Barton v. Pret A Manger (USA) Ltd., --- F.Supp.3d ----, 2021 WL 1664319 1:20-cv-04815 GHW (S.D.N.Y. Apr. 27, 2021)

Plaintiff plausibly alleged that the references to “natural ingredients” and “natural food” on defendant’s products’ packaging were likely to lead a reasonable consumer to wrongly believe that these products contain exclusively natural (not synthetic) ingredients and that they are free of GMOs. Thus, consumer protection claims under Sections 349 and 350 of the New York General Business Law are adequately pleaded though other tort and warranty claims failed.
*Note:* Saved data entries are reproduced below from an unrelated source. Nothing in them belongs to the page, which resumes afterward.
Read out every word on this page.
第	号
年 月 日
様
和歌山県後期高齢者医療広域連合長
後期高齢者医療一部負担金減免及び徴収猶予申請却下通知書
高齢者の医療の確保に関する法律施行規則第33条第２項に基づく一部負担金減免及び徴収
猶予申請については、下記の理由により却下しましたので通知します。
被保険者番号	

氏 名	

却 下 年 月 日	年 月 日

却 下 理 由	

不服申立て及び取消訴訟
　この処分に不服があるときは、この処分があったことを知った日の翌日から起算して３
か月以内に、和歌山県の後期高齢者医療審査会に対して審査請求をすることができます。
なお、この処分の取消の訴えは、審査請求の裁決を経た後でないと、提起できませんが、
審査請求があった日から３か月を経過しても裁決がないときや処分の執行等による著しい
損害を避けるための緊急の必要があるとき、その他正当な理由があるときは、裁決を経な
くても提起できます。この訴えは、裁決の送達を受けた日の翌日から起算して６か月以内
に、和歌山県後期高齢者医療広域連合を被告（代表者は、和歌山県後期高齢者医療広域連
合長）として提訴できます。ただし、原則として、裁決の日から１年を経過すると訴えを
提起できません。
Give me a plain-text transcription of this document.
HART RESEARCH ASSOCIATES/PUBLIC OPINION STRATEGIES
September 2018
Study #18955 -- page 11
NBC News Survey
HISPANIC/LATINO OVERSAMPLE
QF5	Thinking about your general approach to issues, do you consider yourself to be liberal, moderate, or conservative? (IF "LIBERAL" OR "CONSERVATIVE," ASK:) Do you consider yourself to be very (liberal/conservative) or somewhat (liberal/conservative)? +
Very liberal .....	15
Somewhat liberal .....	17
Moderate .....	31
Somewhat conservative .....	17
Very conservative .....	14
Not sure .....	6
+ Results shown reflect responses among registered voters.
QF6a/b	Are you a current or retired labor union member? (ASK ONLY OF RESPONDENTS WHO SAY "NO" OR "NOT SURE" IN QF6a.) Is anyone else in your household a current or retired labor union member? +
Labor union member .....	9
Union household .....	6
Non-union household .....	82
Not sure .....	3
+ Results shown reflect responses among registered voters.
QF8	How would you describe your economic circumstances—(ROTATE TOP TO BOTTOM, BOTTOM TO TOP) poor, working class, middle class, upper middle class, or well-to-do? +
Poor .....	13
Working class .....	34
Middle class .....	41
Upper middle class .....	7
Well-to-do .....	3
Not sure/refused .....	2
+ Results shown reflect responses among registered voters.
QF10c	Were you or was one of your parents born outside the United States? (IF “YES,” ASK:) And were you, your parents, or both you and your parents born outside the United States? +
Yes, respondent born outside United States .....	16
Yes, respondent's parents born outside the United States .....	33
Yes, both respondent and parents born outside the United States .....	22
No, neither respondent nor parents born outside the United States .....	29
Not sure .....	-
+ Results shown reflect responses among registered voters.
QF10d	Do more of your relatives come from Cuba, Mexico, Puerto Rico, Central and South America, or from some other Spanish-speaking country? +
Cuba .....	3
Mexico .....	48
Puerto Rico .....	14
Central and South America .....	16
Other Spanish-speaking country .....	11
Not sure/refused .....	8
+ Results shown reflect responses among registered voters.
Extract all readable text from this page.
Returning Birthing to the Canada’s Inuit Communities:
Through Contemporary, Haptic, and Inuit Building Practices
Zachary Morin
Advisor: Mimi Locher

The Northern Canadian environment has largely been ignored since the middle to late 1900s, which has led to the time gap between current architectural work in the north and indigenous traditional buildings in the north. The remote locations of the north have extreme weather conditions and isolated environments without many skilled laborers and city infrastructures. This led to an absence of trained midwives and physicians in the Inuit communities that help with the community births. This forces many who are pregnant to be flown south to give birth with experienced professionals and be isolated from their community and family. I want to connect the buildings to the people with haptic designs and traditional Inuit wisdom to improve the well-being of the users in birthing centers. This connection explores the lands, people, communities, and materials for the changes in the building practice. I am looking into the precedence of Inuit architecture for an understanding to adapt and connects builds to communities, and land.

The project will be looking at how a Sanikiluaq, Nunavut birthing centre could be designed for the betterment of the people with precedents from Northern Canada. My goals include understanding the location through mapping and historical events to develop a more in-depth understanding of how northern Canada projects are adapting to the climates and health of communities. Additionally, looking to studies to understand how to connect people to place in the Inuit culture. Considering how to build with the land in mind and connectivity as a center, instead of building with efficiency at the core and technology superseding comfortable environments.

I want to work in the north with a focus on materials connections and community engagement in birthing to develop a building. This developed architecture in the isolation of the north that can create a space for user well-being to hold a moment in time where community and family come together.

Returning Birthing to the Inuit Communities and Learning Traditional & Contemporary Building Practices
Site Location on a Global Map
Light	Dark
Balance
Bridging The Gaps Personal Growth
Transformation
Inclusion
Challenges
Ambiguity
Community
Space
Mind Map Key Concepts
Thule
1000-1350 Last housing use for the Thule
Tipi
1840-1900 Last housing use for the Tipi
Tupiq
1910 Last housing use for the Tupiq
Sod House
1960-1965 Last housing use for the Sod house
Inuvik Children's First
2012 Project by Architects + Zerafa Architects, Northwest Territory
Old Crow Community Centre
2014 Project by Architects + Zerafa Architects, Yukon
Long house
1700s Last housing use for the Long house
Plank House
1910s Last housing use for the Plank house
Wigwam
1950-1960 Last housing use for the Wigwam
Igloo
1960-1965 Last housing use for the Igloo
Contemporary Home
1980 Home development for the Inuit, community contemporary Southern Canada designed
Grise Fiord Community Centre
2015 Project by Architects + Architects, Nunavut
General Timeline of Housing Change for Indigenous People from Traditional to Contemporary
Of note: plaintiff wasn’t required to plead the existence of scientific testing that demonstrates that the products contained GMOs. “Defendant points to no case law that supports its extraordinary argument that the Court should not accept as true the pleaded facts unless they are supported by scientific studies.” Prior cases are distinguishable because they alleged that most of the X grown in the US was genetically modified, but didn’t allege that the defendants in those cases used the genetically modified ingredients, as the complaint did here.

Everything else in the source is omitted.